Malgré le déficit inquiétant en personnel de santé, les hôpitaux au Maroc font face à des démissions en série de médecins, notamment les spécialistes.

En effet, 10 médecins gynécologues de la santé publique de la région du Souss ont déposé leur démission en bloc la semaine dernière.

Ces démissions ont laissé un goût amer chez les autres professionnels de la santé surtout que les services de gynécologie souffrent d'un manque accru de personnel, notamment les gynécologues.

Les vagues de démissions de médecins opérées ces dernières années sur tout le territoire Marocain sont dues aux mauvaises conditions de travail, la dégradation de la qualité de service et surtout la rémunération qui n'est pas suffisamment motivante.

Les  médecins, notamment les spécialistes, préfèrent aujourd’hui exercer dans le secteur privé, avec tous les avantages financiers que leur procurent les cliniques privées.

Selon des estimations officielles, le pays compte 9.000 médecins, 500 pharmaciens, 10.000 paramédicaux et techniciens spécialisés de santé pour une population de plus de 35 millions d'habitants.

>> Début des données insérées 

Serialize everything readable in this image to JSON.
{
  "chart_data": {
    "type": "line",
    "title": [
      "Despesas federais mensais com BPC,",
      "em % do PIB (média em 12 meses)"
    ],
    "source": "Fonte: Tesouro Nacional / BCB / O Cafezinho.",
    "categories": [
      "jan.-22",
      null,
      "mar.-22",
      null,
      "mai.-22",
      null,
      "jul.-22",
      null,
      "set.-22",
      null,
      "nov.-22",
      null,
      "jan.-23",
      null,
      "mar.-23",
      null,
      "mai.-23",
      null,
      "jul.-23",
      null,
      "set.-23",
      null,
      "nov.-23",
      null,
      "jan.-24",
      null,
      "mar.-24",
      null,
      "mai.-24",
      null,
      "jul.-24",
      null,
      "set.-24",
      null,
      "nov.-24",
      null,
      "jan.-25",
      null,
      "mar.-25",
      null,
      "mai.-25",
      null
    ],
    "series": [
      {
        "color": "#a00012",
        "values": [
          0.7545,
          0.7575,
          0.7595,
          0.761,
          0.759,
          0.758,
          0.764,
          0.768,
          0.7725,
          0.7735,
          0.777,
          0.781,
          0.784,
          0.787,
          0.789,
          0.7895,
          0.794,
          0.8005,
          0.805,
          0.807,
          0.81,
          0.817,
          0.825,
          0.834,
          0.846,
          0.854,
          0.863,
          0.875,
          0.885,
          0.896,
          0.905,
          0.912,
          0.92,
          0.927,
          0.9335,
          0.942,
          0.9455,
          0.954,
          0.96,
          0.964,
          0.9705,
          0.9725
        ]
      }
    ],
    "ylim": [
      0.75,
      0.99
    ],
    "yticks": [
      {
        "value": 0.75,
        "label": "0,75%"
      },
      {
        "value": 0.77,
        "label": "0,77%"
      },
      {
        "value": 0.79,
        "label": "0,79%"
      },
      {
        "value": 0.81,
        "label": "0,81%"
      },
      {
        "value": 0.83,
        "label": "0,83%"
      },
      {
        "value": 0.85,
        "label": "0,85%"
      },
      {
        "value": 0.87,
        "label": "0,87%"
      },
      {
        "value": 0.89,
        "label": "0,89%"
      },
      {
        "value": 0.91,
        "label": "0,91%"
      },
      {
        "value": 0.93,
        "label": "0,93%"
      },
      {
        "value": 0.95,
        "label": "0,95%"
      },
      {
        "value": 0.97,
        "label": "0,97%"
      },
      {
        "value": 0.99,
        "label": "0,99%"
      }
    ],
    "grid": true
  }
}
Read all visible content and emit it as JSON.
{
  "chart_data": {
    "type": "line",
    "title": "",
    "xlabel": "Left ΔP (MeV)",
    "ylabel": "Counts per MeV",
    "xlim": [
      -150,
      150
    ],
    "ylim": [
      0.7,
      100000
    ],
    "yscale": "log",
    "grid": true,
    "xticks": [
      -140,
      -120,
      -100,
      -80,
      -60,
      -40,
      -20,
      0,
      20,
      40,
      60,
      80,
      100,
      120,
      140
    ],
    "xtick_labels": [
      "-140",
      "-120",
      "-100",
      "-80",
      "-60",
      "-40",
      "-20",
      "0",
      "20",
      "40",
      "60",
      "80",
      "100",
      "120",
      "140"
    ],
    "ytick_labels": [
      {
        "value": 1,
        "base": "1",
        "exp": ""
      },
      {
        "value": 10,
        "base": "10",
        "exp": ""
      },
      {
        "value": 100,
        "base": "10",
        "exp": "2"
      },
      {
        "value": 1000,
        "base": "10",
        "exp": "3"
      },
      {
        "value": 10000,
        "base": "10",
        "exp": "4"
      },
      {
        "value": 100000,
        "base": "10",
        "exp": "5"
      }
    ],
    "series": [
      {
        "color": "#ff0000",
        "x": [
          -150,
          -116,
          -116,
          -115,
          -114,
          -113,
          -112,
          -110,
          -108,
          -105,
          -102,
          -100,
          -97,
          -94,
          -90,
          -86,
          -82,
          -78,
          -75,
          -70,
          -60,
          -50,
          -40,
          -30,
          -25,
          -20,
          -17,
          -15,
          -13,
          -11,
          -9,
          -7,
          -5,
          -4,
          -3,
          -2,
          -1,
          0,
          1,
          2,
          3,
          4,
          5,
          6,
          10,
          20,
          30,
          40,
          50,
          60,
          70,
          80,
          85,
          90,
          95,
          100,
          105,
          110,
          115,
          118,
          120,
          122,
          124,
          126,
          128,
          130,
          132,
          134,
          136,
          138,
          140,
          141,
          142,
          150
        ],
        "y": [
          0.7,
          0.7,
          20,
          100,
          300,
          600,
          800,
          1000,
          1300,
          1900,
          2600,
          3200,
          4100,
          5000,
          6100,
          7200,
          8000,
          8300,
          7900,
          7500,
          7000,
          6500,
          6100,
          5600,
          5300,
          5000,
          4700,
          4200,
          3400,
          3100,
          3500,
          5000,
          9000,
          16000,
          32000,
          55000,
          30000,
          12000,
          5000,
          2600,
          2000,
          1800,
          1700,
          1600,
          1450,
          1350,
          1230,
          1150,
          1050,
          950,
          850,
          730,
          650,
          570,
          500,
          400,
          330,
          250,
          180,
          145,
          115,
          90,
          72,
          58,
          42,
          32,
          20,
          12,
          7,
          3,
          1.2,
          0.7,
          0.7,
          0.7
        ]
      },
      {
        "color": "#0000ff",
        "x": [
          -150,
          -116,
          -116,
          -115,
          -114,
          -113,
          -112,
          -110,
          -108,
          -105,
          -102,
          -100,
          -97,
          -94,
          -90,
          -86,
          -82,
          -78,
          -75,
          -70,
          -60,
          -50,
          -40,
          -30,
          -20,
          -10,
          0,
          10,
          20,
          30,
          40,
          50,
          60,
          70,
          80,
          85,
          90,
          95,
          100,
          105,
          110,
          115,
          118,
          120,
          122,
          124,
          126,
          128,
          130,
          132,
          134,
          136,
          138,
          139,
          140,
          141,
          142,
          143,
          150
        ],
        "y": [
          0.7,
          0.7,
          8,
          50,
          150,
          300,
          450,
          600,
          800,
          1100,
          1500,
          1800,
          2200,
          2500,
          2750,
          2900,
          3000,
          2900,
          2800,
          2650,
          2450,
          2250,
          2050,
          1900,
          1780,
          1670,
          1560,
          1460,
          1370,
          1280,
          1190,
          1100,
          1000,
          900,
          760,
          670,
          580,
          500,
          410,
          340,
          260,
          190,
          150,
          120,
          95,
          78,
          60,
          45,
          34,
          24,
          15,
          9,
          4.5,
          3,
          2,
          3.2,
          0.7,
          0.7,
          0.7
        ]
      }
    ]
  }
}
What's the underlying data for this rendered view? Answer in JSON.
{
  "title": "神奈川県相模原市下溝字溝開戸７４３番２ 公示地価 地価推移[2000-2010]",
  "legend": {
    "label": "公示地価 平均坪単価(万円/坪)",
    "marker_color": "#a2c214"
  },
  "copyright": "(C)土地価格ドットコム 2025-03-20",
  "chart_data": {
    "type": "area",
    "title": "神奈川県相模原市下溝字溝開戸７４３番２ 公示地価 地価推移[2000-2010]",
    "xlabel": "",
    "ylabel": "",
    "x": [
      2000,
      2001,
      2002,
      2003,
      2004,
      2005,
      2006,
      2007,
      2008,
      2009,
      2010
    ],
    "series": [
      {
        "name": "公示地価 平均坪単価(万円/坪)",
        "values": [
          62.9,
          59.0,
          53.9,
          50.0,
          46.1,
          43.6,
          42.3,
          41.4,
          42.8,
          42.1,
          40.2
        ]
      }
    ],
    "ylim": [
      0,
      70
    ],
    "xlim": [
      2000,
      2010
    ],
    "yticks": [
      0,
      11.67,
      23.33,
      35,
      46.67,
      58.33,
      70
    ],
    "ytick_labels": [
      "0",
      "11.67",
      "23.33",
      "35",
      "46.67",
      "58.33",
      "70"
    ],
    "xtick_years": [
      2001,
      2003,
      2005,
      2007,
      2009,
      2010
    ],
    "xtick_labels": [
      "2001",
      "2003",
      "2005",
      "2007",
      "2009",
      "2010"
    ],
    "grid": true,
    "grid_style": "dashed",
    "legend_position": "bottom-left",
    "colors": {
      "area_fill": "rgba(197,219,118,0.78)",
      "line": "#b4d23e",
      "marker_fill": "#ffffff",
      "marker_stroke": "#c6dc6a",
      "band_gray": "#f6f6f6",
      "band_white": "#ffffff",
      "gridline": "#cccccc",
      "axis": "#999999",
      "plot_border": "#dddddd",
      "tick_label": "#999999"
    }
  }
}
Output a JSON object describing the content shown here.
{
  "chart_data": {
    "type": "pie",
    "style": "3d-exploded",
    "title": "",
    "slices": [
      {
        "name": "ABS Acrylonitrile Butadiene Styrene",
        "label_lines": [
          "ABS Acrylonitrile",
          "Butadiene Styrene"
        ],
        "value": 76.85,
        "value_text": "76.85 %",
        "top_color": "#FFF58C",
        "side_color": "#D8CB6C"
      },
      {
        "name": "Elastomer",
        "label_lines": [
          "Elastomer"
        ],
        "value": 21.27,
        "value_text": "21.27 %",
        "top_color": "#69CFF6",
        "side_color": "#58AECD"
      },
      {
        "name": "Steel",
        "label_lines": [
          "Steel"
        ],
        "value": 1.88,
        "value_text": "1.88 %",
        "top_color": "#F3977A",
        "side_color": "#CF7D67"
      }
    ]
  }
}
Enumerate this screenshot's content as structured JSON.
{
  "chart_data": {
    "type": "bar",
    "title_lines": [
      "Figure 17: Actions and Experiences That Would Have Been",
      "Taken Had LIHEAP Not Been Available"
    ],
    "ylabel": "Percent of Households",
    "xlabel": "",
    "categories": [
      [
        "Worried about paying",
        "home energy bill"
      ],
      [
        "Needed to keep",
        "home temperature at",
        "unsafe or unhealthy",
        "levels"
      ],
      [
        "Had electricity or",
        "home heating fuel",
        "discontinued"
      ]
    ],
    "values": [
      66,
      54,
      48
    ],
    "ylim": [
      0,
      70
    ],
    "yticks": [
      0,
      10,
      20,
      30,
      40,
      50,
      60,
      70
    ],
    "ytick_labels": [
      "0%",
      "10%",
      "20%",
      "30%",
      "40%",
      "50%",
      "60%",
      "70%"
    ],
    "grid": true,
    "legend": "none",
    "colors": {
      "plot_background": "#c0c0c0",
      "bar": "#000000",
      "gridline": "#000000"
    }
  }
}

Trop peu!!

En se référant au dernier  rapport de L'OMS, le Maroc compte 6,1 médecins pour 10 000 habitants, 9 infirmières et sages-femmes, 1,4 dentiste et 2,7 pharmaciens pour ce même nombre d'habitants.

Le pays est loin de répondre au standard de l’OMS fixé à 1 médecin pour 650 habitants pour les médecins par exemple.

Ces chiffres qui expliquent malheureusement la fermeture des dizaines de centres de santé et de dispensaires dans le rural et les régions des montagnes par manque d’encadrement médical, de médicaments et d’ambulances mais aussi par manque de motivations de ces professionnels par des indemnités et des logements dans ces régions lointaines.